Saturday, October 22, 2011
Here's the Scoop on Saudi Arabia
RIYADH (AFP) - Saudi Arabia's powerful Interior Minister Prince Nayef Ben Abdul Aziz, who is likely to become heir to the throne after the death of his brother Sultan, led an iron fist crackdown on Al Qaeda.
Prince Nayef, 78, seen as more conservative than King Abdullah, 87, is in fact a pragmatist who likes to describe himself as a soldier under the command of the Saudi monarch.
Interior minister for more than three decades, Nayef enjoys strong relations across the Arab region.
Diplomats say he played a key role in the kingdom's decisions to host Tunisia's ousted strongman Zine Al Abidine Ben Ali in January, and to dispatch troops in March to Bahrain to help put an end to protests led by the Shiites.
Born in the western city of Taif in 1933, Nayef was quickly pushed into public service, being named governor of Riyadh when he was barely 20.
His elder brother Fahd brought him into the interior ministry, where he was named deputy minister in 1970 and minister five years later, when Fahd became crown prince.
Nayef was credited for the successful crackdown on Al Qaeda militants in subsequent years, halting their wave of bloody attacks between 2003 and 2006.

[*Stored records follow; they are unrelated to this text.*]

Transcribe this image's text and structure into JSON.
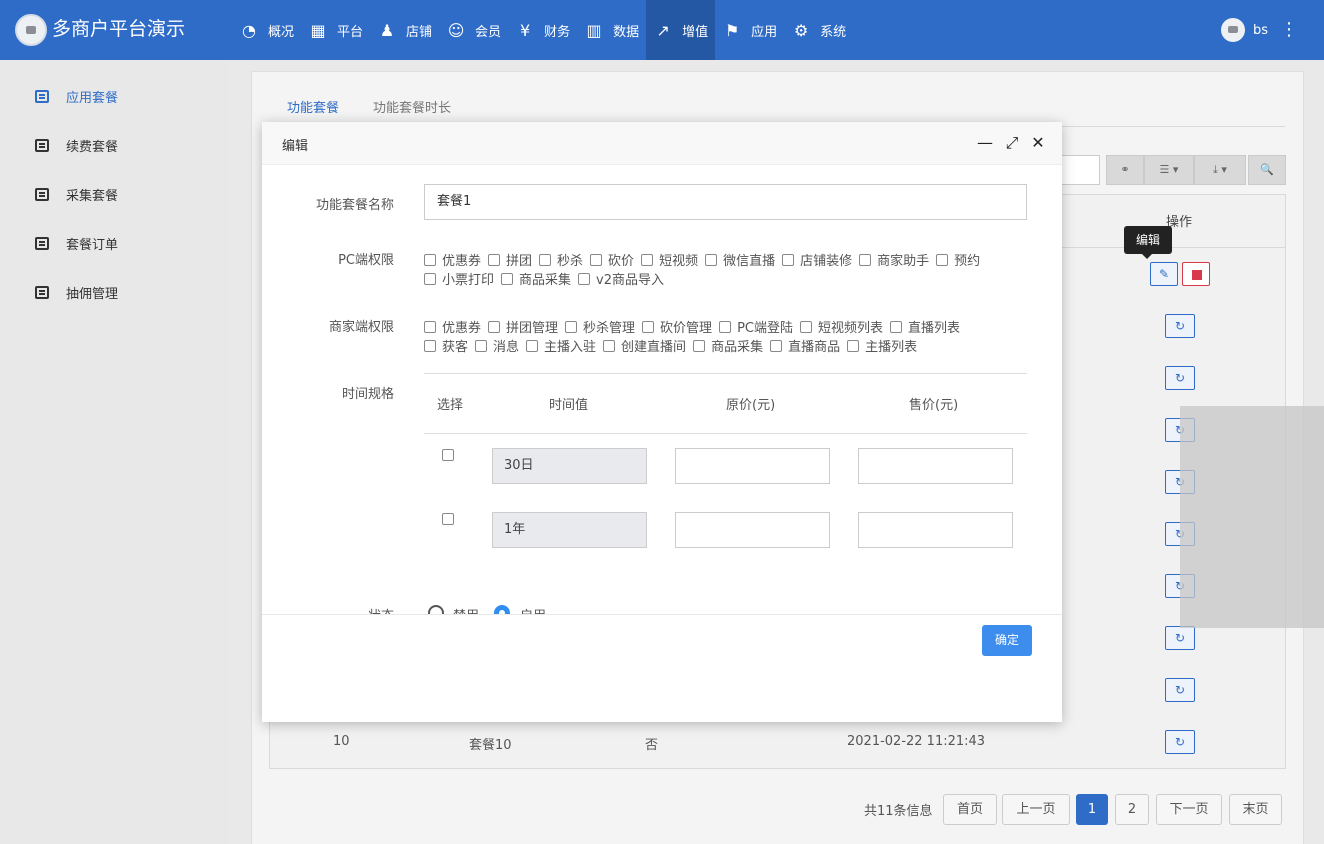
{
  "app": {
    "title": "多商户平台演示",
    "user": "bs",
    "kebab": "⋮"
  },
  "nav": [
    {
      "label": "概况",
      "icon": "dashboard-icon",
      "glyph": "◔"
    },
    {
      "label": "平台",
      "icon": "grid-icon",
      "glyph": "▦"
    },
    {
      "label": "店铺",
      "icon": "users-icon",
      "glyph": "♟"
    },
    {
      "label": "会员",
      "icon": "user-plus-icon",
      "glyph": "☺"
    },
    {
      "label": "财务",
      "icon": "yen-icon",
      "glyph": "¥"
    },
    {
      "label": "数据",
      "icon": "bar-chart-icon",
      "glyph": "▥"
    },
    {
      "label": "增值",
      "icon": "line-chart-icon",
      "glyph": "↗"
    },
    {
      "label": "应用",
      "icon": "flag-icon",
      "glyph": "⚑"
    },
    {
      "label": "系统",
      "icon": "gear-icon",
      "glyph": "⚙"
    }
  ],
  "sidebar": {
    "items": [
      {
        "label": "应用套餐"
      },
      {
        "label": "续费套餐"
      },
      {
        "label": "采集套餐"
      },
      {
        "label": "套餐订单"
      },
      {
        "label": "抽佣管理"
      }
    ]
  },
  "tabs": [
    "功能套餐",
    "功能套餐时长"
  ],
  "toolbar": {
    "columns_glyph": "⚭",
    "list_glyph": "☰ ▾",
    "export_glyph": "⤓ ▾",
    "search_glyph": "🔍"
  },
  "table": {
    "ops_header": "操作",
    "tooltip": "编辑",
    "edit_glyph": "✎",
    "refresh_glyph": "↻",
    "last_row": {
      "id": "10",
      "name": "套餐10",
      "flag": "否",
      "time": "2021-02-22 11:21:43"
    }
  },
  "pager": {
    "info": "共11条信息",
    "first": "首页",
    "prev": "上一页",
    "pages": [
      "1",
      "2"
    ],
    "next": "下一页",
    "last": "末页"
  },
  "modal": {
    "title": "编辑",
    "minimize_glyph": "—",
    "maximize_glyph": "⤢",
    "close_glyph": "✕",
    "name_label": "功能套餐名称",
    "name_value": "套餐1",
    "pc_label": "PC端权限",
    "pc_perms_row1": [
      "优惠券",
      "拼团",
      "秒杀",
      "砍价",
      "短视频",
      "微信直播",
      "店铺装修",
      "商家助手",
      "预约"
    ],
    "pc_perms_row2": [
      "小票打印",
      "商品采集",
      "v2商品导入"
    ],
    "merchant_label": "商家端权限",
    "merchant_perms_row1": [
      "优惠券",
      "拼团管理",
      "秒杀管理",
      "砍价管理",
      "PC端登陆",
      "短视频列表",
      "直播列表"
    ],
    "merchant_perms_row2": [
      "获客",
      "消息",
      "主播入驻",
      "创建直播间",
      "商品采集",
      "直播商品",
      "主播列表"
    ],
    "time_label": "时间规格",
    "spec_headers": {
      "select": "选择",
      "time": "时间值",
      "orig": "原价(元)",
      "sale": "售价(元)"
    },
    "spec_rows": [
      {
        "time": "30日"
      },
      {
        "time": "1年"
      }
    ],
    "status_label": "状态",
    "status_options": [
      "禁用",
      "启用"
    ],
    "status_selected": "启用",
    "ok": "确定"
  }
}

His security campaign forced Al Qaeda leaders and many members to flee to southern neighbour Yemen, where they formed Al Qaeda in the Arabian Peninsula, which continues to threaten Saudi interests.
Charged with managing the country's borders, its internal crime-fighting apparatus and the internal intelligence force, the mabahith, he dismantled charities which used to collect donations for Osama Ben Laden and his network.
Prince Nayef's son, Prince Mohammed, who is the assistant interior minister and the kingdom's top counterterrorism official, escaped assassination in 2009, when a suicide bomber from Yemen failed to kill him.
In recent years he handed over day-to-day security activities to Mohammed, who has been more methodical in pursuing Islamist radicals and battling their ideology.
But critics said Prince Nayef targeted democracy and human rights activists while neglecting until recent years the rise of Islamic radicalism in the country.
Prince Nayef told reporters early in 2009 that he opposed electing members of the consultative Shura council, or to include women in the group. "I don't see the need for that," he said.
He defended members of Saudi Arabia's religious police, who have been often accused of brutality and abuse.
In recent months, the interior ministry have made sure that the country was not shaken by popular demonstrations. Prince Nayef has publicly thanked Saudis for not answering local activists' calls for protests.
The ministry also maintained order and calm in the Sunni oil-rich kingdom's east, where Riyadh accuses Iran of inciting the Shiite minority in the province.
Prince Nayef, who suffers from health problems, was the middle prince of the Sudairi Seven, the formidable bloc of sons of King Abdul Aziz by a favourite wife, Princess Hassa Al Sudairi.
His other brothers are King Fahd, who died in 2005, Crown Prince Sultan who passed away on Saturday and Prince Salman, governor of Riyadh.